Man, the way it goes in a political campaign — there are two potential sources of “income” — exempt receipts and non exempt. When they are not exempt the campaign has to file an 1120-PL — and report those and pay corporate taxes. It is not uncommon since the service even has a form for it, right??
IF a campaign accepts donations not exempt (LIKE TAKING MONEY FROM A HOSTILE FOREIGN POWER) it may or may not be illegal — but it is NOT exempt. IE they have to pay a tax on it — federal and state. Big taxes. Don’t have to prove intent at all — just that it was a non-exempt contribution. Not difficult. They may claim they did not knowingly accept them — does not matter at all — not for the tax man. The penalties are f-cing incredible. They have little left for 2020 really.

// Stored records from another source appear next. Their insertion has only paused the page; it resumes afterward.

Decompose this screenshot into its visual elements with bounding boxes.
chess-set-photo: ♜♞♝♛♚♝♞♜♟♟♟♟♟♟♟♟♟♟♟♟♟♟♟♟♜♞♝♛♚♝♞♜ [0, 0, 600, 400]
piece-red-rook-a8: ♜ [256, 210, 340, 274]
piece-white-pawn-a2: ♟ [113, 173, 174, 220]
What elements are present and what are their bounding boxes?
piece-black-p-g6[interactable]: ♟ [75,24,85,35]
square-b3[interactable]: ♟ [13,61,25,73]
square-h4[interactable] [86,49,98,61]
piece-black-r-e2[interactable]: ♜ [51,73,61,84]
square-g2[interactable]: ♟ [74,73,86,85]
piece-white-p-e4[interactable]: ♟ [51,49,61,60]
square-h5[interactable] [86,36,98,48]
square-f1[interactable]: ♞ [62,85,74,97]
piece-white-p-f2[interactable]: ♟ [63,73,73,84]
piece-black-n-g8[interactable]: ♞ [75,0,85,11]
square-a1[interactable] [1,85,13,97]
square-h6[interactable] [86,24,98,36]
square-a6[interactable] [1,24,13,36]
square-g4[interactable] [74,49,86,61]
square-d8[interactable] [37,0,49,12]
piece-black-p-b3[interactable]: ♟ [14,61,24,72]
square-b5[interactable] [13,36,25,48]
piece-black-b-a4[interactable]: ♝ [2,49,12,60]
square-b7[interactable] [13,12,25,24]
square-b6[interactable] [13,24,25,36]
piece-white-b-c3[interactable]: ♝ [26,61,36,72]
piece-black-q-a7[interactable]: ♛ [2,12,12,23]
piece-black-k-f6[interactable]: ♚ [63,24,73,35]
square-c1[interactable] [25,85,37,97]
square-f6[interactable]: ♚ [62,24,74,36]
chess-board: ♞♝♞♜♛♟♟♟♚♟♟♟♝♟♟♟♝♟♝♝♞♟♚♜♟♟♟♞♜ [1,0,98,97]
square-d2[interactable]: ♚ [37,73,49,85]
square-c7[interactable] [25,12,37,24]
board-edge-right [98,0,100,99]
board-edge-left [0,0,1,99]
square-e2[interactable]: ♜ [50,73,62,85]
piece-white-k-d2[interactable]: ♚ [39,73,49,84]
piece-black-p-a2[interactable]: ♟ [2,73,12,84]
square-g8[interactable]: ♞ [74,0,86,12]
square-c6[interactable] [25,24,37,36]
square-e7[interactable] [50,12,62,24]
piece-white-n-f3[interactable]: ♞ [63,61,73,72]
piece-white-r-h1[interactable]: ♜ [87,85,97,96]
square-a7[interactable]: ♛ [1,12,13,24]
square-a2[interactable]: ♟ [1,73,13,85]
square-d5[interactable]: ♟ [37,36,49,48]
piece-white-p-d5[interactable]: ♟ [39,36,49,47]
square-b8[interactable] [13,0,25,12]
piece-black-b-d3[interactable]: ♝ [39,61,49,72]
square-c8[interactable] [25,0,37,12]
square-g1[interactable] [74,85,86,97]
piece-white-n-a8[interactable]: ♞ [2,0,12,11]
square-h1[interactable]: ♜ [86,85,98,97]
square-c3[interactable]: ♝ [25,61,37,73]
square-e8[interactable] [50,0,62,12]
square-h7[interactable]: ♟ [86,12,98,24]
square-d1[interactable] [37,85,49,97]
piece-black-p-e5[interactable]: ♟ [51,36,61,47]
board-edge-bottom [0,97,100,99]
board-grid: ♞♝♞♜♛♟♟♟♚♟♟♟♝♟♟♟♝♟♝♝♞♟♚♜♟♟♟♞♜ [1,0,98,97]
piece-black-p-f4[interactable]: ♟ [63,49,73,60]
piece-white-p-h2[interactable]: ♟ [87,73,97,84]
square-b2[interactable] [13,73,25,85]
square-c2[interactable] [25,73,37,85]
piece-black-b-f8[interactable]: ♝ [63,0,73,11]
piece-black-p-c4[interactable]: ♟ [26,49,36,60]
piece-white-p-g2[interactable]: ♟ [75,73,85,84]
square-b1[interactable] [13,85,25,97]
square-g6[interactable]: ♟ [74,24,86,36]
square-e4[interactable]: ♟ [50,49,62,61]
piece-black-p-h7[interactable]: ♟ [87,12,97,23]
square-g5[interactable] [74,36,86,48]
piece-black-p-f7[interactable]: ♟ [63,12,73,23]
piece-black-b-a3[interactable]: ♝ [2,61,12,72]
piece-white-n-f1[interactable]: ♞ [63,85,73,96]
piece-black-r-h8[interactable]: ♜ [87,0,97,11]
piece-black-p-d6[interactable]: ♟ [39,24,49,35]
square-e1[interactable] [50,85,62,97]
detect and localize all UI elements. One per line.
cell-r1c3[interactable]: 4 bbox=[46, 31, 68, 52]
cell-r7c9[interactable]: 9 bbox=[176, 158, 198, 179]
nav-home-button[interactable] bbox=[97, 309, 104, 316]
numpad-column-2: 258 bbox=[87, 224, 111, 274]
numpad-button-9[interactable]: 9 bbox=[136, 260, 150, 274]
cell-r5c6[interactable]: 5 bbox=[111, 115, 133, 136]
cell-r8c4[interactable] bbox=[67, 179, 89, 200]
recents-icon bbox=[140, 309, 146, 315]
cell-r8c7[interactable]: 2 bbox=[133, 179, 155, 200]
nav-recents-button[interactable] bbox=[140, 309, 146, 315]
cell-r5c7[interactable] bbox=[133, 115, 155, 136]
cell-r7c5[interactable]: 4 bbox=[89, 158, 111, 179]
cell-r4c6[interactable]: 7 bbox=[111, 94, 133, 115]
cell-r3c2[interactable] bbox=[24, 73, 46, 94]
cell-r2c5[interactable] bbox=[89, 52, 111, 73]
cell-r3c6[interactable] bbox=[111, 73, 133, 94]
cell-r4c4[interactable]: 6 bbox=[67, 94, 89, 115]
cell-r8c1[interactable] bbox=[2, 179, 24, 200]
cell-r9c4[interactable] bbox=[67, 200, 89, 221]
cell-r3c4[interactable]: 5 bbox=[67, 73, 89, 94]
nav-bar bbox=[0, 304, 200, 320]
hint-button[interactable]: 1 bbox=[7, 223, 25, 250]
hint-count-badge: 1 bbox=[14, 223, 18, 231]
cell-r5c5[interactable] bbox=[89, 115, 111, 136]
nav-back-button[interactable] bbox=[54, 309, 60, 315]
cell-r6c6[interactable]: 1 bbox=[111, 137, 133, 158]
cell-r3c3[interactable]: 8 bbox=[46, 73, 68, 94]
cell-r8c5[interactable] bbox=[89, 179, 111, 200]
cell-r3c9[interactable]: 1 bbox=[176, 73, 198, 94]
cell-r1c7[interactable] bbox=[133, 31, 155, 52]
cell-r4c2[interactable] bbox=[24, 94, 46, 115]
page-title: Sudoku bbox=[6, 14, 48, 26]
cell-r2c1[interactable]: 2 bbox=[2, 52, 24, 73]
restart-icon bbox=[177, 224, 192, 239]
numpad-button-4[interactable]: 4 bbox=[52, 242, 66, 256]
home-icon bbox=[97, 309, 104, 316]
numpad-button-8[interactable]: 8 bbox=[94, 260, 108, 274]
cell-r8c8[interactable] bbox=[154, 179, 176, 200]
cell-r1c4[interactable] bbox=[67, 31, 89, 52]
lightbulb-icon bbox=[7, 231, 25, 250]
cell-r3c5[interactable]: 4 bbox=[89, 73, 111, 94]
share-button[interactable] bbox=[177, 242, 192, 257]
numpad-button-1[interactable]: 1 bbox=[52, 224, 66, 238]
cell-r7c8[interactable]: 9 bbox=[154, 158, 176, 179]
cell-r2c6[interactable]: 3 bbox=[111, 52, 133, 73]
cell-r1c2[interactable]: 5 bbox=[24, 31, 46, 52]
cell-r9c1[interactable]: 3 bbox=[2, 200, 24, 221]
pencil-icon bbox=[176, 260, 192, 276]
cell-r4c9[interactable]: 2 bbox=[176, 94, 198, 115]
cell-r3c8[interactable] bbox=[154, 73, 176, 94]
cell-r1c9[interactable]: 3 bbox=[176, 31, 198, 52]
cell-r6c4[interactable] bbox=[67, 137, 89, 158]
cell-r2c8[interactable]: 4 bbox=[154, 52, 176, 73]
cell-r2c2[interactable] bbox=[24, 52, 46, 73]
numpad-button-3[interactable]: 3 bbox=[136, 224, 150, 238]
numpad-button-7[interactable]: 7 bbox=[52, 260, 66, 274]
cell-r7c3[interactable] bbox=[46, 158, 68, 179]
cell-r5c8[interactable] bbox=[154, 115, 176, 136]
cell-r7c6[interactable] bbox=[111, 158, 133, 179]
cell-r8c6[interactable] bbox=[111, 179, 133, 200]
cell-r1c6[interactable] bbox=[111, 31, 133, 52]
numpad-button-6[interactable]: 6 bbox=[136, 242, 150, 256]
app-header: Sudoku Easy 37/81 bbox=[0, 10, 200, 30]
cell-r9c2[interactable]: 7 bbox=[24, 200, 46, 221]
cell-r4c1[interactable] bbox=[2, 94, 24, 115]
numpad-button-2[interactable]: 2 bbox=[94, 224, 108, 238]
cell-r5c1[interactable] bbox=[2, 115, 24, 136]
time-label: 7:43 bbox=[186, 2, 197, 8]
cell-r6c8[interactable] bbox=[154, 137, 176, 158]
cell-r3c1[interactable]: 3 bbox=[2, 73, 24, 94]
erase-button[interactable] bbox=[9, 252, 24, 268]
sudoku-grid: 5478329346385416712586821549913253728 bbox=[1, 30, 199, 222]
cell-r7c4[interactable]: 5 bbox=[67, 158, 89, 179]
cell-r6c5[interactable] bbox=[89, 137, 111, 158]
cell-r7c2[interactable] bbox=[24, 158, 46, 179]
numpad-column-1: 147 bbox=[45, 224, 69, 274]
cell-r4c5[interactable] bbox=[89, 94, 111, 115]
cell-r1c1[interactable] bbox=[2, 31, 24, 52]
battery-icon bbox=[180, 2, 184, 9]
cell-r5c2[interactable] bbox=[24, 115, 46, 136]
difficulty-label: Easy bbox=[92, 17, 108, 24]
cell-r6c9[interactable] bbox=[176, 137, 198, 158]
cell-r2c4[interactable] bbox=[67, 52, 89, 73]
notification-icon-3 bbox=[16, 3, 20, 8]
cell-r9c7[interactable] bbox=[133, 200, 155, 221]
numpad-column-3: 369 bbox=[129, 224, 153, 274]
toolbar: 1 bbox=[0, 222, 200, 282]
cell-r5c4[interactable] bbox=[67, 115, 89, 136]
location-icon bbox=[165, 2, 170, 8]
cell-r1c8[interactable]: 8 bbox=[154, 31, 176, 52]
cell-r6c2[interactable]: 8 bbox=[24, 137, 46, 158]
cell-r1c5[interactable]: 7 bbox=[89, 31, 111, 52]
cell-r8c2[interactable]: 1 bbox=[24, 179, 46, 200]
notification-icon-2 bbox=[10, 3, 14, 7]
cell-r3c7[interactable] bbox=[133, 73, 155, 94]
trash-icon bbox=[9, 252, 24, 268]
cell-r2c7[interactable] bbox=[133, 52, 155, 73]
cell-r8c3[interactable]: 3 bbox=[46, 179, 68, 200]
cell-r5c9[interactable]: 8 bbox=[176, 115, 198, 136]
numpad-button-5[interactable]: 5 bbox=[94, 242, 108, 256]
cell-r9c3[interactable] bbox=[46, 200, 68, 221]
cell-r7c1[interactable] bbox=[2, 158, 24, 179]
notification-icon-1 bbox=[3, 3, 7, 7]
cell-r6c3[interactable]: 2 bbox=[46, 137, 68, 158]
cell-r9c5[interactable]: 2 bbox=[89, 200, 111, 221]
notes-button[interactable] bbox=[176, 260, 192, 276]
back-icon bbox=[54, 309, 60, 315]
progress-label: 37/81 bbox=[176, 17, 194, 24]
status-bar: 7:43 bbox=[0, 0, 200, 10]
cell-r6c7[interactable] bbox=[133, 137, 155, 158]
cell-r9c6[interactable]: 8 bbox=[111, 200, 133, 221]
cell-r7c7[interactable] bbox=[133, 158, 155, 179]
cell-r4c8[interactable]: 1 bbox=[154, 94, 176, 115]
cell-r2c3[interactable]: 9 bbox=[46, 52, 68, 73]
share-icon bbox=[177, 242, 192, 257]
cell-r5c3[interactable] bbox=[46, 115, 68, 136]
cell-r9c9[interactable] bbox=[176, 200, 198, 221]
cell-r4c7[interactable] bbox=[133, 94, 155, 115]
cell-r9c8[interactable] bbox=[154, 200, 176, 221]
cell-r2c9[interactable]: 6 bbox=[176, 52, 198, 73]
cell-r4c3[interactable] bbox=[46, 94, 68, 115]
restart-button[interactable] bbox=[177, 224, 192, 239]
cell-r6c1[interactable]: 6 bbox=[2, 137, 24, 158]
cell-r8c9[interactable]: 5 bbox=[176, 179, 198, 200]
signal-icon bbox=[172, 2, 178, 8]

SO — who filed 1120-PLs exactly?? I have to assume they did not pay any taxes on them or they would have to disclose . Lets find out.
I am just one little piss ant accountant looking at this — understand, there are about 25,000 of us coming at this “problem” — how would you fare getting “audited” 25,000 times?
I only know one maybe two people in the entire congress capable at looking at this as a tax issue — and it may become a tax issue. Like Al Capone became a “tax issue”.
Pretty sure I am looking at this right.